Gold Forecast: Can XAU/USD Defend the $4,950 Floor Amid “President’s Day” Volatility?
Gold faces an important week, caught between long-term optimism and short-term selling. After reaching record highs near $5,600...
Quick overview
- Gold is currently facing a pivotal week, oscillating between long-term optimism and short-term selling pressures.
- Despite recent fluctuations, gold remains significantly above its 2025 baseline of $2,600, with current prices around $4,992.50.
- Central banks are expected to continue supporting gold prices with substantial purchases, while recent U.S. inflation data may influence market expectations for interest rate cuts.
- The outlook for gold this week is neutral to bullish, provided it stays above the critical support level of $4,950.
Gold faces an important week, caught between long-term optimism and short-term selling. After reaching record highs near $5,600 in January, prices are now challenging buyers in the $4,970 to $5,020 range.
With U.S. markets closed for Presidents’ Day and China’s Lunar New Year ending, gold could either break out or see a bigger pullback.
Market Snapshot: Gold Steady at the $5,000 Milestone
Even with daily ups and downs, GOLD is still strong compared to its 2025 baseline of $2,600.
- Live Spot Gold: $4,992.50 USD (Down 0.6% on the day).
- COMEX Futures: April 2026 contracts holding near $5,014.
- Relative Performance: While silver dropped more than 2% today, gold’s smaller decline shows it is still the preferred safe-haven when investors want less risk.
- Volume Note: Trading is light because of global holidays, so any unexpected news could cause bigger price moves.
Fundamental Drivers: Why the Bull Case is “Sticky”
Although gold looks overbought in the short term, its long-term support is stronger than it has been in years.
1. Central Bank “Bazooka” Buying
Central banks are still the main support for gold prices. In 2026, they are expected to buy between 773 and 1,117 tonnes, or about 70 tonnes each month. As U.S. debt rises above $38 trillion, more countries are moving away from the dollar.
2. The Disinflation Narrative
Recent U.S. CPI data shows annual inflation down to 2.4% (core at 2.5%). This has brought back talk of the Fed cutting rates, and markets expect at least two cuts in 2026. Lower real yields usually help gold prices.
3. Institutional ETF Momentum
After years of outflows, Western gold ETFs have reversed course. In January, China-based gold ETFs had record inflows of RMB 44 billion, and Western holdings doubled in late 2025.
Gold (XAU/USD) Technical Analysis: The $4,950 Line in the Sand
On the 2-hour chart, XAU/USD is in a compression phase, with the price squeezed between its rising trendline and the $5,119 resistance.

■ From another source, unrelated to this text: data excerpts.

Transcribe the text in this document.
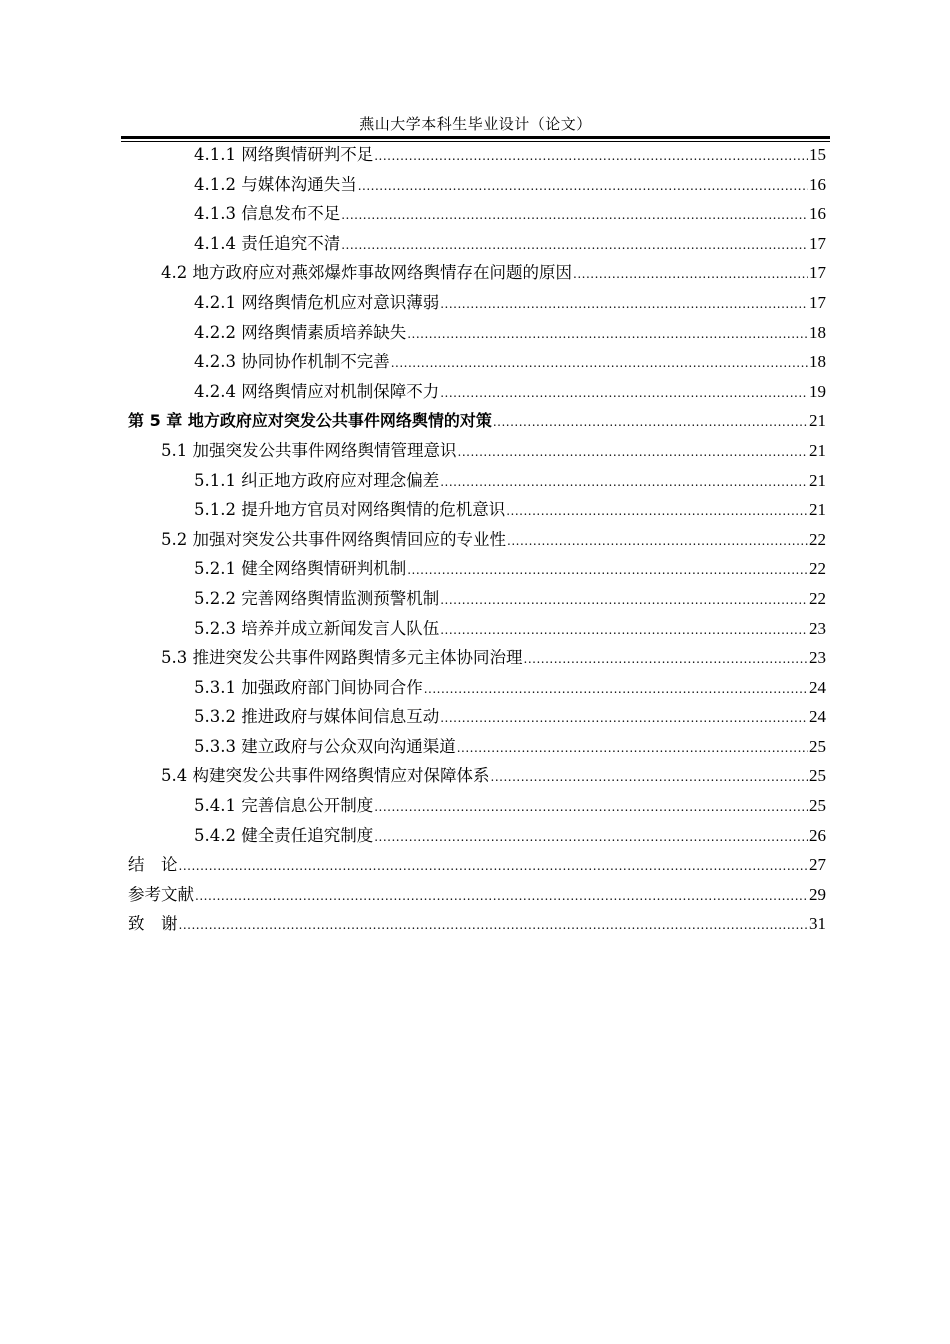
燕山大学本科生毕业设计（论文）
4.1.1 网络舆情研判不足 .....	15
4.1.2 与媒体沟通失当 .....	16
4.1.3 信息发布不足 .....	16
4.1.4 责任追究不清 .....	17
4.2 地方政府应对燕郊爆炸事故网络舆情存在问题的原因 .....	17
4.2.1 网络舆情危机应对意识薄弱 .....	17
4.2.2 网络舆情素质培养缺失 .....	18
4.2.3 协同协作机制不完善 .....	18
4.2.4 网络舆情应对机制保障不力 .....	19
第 5 章 地方政府应对突发公共事件网络舆情的对策 .....	21
5.1 加强突发公共事件网络舆情管理意识 .....	21
5.1.1 纠正地方政府应对理念偏差 .....	21
5.1.2 提升地方官员对网络舆情的危机意识 .....	21
5.2 加强对突发公共事件网络舆情回应的专业性 .....	22
5.2.1 健全网络舆情研判机制 .....	22
5.2.2 完善网络舆情监测预警机制 .....	22
5.2.3 培养并成立新闻发言人队伍 .....	23
5.3 推进突发公共事件网路舆情多元主体协同治理 .....	23
5.3.1 加强政府部门间协同合作 .....	24
5.3.2 推进政府与媒体间信息互动 .....	24
5.3.3 建立政府与公众双向沟通渠道 .....	25
5.4 构建突发公共事件网络舆情应对保障体系 .....	25
5.4.1 完善信息公开制度 .....	25
5.4.2 健全责任追究制度 .....	26
结　论 .....	27
参考文献 .....	29
致　谢 .....	31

Key Levels to Watch This Week
| Level Type | Price Point | Market Significance |
| Major Resistance | $5,119 | The recent swing high; a break here opens the path to $5,281. |
| Immediate Support | $4,952 | Alignment with the 200-period MA and the ascending trendline. |
| Structural Floor | $4,808 | A breach here would signal a “death cross” and deeper correction. |
| Record High | $5,634 | The ultimate target for bulls in the first half of 2026. |
The “President’s Day” Factor
History shows that low-volume holiday Mondays can cause stop-hunting volatility. If gold drops below the $4,950 to $4,930 support during the Asian open on Tuesday, prices could quickly fall toward $4,800. Still, the pattern of higher lows since early February supports the bulls for now.
The Verdict: Weekly Bias
For the week of February 16, 2026, the outlook is neutral to bullish as long as gold stays above $4,950.
Traders should stay cautious until the FOMC Meeting Minutes and PCE Inflation data come out later this week. These reports will help show if the Fed’s pivot is real or just market speculation.
Trade idea: Consider buying if gold bounces off the $4,950 support, aiming for a move back to $5,119. Use a tight stop-loss below $4,930 to limit risk if prices fall further.